Whittaker Wheeze

Silhouette of the team on the peak of mountain. Sport and active life.

Emily Harrington, the elite athlete who recently solo-climbed El Capitan was the subject of last week’s tip. But we’re an equal opportunity supporter. Jim Whittaker served as President and CEO of REI for 25 years.

But beginning in the 1960’s, Jim and his brother Lou were also rated among the world’s best climbers. The brothers, who in their youth suffered from asthma, found that mountains provided a welcome relief from their condition. And as they developed mastery, they discovered what every speaker must know—the breath is the key to achievement.

Jim became the first American to summit Everest in 1963. His team joked about the Whittaker Wheeze, thought to originate from Jim’s asthma. Not so. Whittaker realized that if you practice belly breathing, or expelling carbon dioxide from the lower portion of the lungs, you reduce muscle fatigue and fuel your muscles via better oxygen uptake.
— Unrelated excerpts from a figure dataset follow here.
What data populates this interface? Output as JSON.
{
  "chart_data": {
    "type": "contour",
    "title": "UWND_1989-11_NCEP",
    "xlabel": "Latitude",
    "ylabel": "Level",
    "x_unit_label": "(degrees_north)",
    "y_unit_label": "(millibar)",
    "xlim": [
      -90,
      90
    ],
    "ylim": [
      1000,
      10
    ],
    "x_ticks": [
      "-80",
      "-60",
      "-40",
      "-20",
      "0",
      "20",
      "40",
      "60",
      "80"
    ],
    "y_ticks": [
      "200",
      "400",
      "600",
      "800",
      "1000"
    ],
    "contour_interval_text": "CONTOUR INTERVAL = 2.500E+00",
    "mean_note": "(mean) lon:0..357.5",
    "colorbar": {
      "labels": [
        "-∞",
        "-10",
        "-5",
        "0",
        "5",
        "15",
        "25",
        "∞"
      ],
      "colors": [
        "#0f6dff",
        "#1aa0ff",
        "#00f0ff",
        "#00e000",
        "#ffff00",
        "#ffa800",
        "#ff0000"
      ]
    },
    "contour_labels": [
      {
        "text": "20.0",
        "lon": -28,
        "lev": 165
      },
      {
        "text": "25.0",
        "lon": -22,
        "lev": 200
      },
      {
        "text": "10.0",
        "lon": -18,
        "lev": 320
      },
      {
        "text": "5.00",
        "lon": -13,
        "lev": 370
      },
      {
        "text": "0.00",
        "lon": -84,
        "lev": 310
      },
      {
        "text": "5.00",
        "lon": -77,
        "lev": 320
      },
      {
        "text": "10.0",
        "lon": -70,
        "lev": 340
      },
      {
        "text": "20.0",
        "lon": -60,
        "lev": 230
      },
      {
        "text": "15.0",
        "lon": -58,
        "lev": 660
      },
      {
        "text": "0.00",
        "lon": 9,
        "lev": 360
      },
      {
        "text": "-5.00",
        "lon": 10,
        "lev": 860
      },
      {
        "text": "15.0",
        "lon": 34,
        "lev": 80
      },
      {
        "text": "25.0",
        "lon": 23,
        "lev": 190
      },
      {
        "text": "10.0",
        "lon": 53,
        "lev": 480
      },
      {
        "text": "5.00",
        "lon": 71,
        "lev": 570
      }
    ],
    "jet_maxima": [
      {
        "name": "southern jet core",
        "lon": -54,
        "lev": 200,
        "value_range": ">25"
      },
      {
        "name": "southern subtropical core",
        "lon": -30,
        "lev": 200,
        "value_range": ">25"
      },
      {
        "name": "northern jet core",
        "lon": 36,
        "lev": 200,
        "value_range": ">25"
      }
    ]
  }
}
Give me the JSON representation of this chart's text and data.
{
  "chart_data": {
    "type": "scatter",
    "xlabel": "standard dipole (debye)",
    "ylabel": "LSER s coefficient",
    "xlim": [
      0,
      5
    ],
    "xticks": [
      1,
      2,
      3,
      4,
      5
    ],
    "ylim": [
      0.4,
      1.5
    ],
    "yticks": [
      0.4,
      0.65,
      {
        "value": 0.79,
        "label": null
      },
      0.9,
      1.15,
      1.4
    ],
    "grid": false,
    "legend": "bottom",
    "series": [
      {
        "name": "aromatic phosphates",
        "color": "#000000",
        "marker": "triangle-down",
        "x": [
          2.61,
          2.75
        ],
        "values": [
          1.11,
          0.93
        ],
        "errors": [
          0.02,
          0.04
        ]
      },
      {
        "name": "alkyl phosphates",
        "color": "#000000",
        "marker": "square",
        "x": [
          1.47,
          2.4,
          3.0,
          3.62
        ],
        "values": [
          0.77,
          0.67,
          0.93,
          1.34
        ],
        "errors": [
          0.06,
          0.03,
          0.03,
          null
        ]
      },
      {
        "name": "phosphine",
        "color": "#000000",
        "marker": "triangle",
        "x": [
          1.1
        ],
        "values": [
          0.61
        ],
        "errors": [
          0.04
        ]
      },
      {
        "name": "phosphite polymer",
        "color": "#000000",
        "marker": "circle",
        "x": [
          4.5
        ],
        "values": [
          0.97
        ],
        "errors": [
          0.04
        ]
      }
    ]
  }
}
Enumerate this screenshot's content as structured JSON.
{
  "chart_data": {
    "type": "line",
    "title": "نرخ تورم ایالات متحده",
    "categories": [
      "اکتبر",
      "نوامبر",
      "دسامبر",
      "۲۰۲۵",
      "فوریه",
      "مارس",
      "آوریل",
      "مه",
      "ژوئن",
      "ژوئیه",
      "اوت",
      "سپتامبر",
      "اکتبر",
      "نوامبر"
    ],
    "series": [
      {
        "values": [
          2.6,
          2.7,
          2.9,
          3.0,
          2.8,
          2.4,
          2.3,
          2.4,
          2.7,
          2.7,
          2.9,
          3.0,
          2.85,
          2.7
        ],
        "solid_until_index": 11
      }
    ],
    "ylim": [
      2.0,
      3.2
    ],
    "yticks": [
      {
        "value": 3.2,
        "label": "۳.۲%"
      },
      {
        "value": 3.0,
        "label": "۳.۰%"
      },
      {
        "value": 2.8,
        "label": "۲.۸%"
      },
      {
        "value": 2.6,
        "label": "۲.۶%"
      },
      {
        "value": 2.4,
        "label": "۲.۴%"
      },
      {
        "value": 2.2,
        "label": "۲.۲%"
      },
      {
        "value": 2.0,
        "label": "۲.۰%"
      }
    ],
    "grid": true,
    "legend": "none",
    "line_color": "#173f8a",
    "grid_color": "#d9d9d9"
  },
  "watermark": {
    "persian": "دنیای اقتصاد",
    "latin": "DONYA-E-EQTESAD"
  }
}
With speakers, even a small amount of stage fright causes constriction and breathing becomes shallow. Carbon dioxide builds up, causing the pH of the blood to drop, muscles contract and brains get fuzzy. If this occurs, open your arms, lift your head, and forcefully expel air. Then slowly intake lots of oxygen and expel again slowly. Push your belly button back to your spine as you exhale more. (don’t pass out, please) This breathing centers you and relieves muscle tension, but as a practice, who knows? You might even summit a high-altitude peak.